Suppressed during years of residential schools and a decades-long government ban of potlatches, Haida culture is slowly being rebuilt. First came interest in the 1950s to preserve the totem poles, and later build new ones. More recently, community members have made an effort to bring back the music that was so important to dances, potlatches, weddings and funerals.
But in an oral culture, how does one start recreating songs? That question was posed by several community leaders in the early 1990s, and the answer came in shoeboxes tucked under beds and deep in closets, containing recordings of Haida music taped by community elders in the 1960s.

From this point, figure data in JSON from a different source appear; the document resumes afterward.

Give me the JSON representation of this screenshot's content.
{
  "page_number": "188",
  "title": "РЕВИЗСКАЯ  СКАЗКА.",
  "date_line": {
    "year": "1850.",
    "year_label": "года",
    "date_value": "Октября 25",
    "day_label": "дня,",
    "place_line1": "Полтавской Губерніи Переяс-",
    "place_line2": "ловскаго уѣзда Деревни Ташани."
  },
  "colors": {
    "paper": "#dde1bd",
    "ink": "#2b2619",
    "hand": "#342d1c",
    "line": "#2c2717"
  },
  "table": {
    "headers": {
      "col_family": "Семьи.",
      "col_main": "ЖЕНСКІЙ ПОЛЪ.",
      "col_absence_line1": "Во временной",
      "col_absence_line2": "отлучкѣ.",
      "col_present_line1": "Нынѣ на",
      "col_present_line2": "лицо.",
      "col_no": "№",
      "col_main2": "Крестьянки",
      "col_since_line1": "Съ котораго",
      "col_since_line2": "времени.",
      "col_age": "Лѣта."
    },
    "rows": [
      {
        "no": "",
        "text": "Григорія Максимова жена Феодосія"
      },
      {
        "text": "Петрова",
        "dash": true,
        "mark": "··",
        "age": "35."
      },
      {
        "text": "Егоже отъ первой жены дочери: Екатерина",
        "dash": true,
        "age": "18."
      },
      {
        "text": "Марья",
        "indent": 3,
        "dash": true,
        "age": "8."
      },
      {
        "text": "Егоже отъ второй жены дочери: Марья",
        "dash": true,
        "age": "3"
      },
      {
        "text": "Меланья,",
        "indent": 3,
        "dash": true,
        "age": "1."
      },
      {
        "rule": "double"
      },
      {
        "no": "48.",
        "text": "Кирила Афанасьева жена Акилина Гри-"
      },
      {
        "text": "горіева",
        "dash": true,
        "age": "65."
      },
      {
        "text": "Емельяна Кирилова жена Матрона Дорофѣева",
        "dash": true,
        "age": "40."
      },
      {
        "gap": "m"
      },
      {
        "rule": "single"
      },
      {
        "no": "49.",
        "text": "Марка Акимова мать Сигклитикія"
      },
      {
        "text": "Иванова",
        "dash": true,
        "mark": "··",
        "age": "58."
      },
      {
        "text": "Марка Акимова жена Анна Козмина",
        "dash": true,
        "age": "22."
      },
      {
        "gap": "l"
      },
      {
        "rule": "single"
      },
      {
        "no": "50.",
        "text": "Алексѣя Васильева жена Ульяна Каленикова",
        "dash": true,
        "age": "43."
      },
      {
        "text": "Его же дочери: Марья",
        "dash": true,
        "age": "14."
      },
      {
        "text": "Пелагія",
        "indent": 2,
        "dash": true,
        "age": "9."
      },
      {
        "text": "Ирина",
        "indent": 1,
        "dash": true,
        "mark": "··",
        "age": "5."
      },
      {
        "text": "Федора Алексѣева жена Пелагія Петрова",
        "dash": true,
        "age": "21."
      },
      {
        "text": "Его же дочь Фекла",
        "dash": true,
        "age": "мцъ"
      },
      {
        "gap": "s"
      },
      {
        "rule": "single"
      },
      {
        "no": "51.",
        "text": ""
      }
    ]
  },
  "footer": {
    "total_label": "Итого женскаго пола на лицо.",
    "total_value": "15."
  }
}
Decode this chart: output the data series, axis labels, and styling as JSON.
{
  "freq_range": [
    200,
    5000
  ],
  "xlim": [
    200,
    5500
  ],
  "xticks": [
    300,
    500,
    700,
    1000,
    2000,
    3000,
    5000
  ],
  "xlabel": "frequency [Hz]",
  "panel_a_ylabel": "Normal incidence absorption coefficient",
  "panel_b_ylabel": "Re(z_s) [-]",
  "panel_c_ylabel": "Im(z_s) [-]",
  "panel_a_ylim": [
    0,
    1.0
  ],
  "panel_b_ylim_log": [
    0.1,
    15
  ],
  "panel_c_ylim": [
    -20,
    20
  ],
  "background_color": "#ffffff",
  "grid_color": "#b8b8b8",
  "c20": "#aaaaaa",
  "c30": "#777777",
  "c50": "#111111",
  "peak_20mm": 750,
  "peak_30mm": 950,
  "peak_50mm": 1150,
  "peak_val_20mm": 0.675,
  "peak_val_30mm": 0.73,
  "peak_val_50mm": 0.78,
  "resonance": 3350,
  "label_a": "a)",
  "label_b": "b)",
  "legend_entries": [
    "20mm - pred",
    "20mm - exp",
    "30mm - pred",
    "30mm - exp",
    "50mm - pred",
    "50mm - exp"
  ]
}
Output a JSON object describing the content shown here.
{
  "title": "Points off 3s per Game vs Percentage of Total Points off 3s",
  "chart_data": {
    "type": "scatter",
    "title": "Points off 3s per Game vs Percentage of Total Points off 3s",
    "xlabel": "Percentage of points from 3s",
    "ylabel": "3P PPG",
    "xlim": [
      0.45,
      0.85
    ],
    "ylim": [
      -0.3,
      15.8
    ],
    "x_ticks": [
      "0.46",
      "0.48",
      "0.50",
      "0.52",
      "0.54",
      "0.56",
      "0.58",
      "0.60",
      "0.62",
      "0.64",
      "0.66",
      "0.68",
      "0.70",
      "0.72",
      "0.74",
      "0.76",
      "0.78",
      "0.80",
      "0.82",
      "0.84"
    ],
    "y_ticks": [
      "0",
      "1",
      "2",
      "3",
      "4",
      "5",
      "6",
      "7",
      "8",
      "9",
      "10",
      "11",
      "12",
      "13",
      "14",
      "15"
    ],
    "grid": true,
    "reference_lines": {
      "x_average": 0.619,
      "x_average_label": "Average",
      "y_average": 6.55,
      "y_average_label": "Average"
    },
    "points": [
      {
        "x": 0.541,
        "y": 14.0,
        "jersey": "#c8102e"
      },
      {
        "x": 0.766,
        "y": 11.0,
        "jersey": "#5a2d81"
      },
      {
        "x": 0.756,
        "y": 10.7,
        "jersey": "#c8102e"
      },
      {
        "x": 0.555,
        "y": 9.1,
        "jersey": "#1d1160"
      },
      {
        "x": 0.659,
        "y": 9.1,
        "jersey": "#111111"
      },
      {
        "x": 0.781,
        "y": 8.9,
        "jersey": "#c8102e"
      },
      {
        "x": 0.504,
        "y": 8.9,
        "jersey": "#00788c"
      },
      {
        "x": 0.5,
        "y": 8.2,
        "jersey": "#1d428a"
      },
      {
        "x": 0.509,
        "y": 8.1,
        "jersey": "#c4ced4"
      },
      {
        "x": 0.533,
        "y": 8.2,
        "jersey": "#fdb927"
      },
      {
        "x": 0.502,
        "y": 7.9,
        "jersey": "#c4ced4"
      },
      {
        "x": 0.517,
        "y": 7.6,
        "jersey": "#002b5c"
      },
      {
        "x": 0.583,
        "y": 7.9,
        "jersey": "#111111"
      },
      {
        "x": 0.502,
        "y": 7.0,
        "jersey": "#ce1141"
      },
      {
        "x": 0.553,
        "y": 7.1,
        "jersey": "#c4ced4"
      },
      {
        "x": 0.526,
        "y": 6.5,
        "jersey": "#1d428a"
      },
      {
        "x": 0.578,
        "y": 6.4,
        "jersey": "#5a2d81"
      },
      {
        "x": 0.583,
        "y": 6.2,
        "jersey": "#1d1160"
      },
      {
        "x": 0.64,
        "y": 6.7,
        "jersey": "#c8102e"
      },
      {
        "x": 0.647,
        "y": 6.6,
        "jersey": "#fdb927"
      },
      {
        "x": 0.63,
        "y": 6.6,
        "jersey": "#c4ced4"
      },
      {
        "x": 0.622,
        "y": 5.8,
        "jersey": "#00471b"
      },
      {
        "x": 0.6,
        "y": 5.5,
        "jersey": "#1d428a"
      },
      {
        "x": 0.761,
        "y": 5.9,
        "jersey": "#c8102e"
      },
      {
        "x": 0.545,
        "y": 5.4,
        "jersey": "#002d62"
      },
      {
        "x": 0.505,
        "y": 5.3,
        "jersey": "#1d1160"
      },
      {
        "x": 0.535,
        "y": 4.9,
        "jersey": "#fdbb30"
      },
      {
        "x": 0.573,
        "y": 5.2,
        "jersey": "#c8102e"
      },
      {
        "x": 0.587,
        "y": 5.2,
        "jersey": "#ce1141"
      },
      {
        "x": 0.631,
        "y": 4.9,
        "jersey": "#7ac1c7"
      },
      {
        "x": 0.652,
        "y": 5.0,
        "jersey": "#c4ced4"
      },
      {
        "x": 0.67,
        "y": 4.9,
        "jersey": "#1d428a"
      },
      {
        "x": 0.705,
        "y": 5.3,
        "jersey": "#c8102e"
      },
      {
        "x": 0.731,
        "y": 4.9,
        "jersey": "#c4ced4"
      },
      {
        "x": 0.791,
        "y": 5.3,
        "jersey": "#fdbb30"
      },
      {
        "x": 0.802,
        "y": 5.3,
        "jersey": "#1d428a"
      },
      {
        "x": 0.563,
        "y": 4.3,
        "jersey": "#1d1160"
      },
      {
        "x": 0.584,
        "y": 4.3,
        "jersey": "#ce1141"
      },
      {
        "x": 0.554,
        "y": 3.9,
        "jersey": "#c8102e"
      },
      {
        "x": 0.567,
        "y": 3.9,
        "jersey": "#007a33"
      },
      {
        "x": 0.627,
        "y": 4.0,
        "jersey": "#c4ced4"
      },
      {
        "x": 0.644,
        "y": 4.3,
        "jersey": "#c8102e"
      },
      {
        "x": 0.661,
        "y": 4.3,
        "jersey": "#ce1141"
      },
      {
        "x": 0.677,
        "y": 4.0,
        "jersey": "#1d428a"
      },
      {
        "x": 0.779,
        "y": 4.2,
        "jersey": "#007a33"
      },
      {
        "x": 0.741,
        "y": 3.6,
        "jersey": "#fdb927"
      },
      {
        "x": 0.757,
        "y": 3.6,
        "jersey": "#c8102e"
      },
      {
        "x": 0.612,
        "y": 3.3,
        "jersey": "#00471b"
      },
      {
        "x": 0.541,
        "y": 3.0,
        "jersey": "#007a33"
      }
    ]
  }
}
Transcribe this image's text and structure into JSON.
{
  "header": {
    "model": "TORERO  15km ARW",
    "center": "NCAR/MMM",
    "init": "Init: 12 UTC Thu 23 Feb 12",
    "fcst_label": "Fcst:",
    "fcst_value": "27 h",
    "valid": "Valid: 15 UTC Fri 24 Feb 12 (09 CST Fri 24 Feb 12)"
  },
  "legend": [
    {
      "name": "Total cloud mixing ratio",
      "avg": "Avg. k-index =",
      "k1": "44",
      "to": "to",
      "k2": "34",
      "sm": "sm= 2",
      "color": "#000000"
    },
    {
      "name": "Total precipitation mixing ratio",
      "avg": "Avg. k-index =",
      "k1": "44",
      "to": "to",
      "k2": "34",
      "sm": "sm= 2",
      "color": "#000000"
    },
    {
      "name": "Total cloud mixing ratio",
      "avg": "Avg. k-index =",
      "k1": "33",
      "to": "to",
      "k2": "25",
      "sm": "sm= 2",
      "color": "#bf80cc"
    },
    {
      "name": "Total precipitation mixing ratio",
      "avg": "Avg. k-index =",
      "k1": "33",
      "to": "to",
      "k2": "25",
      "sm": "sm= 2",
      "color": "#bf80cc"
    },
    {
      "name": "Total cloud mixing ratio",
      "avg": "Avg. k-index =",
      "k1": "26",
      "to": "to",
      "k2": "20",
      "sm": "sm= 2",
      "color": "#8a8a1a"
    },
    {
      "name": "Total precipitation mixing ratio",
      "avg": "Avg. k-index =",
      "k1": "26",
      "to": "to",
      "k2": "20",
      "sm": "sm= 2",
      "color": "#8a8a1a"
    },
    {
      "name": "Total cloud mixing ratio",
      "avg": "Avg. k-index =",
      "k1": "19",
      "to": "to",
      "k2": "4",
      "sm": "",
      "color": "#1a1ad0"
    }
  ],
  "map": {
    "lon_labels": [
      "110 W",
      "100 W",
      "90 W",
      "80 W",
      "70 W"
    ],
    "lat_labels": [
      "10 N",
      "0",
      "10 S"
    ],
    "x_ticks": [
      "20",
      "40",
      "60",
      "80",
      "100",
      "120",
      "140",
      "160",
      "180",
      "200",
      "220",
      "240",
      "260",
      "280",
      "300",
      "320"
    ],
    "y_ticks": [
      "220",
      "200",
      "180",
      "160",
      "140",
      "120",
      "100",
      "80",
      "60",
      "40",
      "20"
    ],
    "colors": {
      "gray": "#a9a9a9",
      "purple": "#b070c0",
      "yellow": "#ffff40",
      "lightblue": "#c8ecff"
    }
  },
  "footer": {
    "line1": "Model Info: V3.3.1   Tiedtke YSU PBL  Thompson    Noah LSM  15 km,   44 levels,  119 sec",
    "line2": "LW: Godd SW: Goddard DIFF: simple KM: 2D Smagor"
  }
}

"Once we had those tapes, we transcribed them in English and Haida and did some fancy work to preserve the tapes and get them on to archival tapes and CDs," says Guujaaw, whose grandmother was among the singing elders who recorded over 100 songs.
The revival of interest in Haida music coincided with the coming-of-age of a generation of Haida who had been told not to speak their language and discouraged from taking an interest in their culture.
"The music is strong, and has grown with the other activities," Guujaaw says. "As the number of carvers increased, so too did the dancing and the music."
Guujaaw now estimates there are about 50 Haida making a living carving and another 30 who make at least part of their living by weaving. Meanwhile, the interest in Haida music and dance has spread throughout the community, keeping pace with efforts to preserve the Haida language.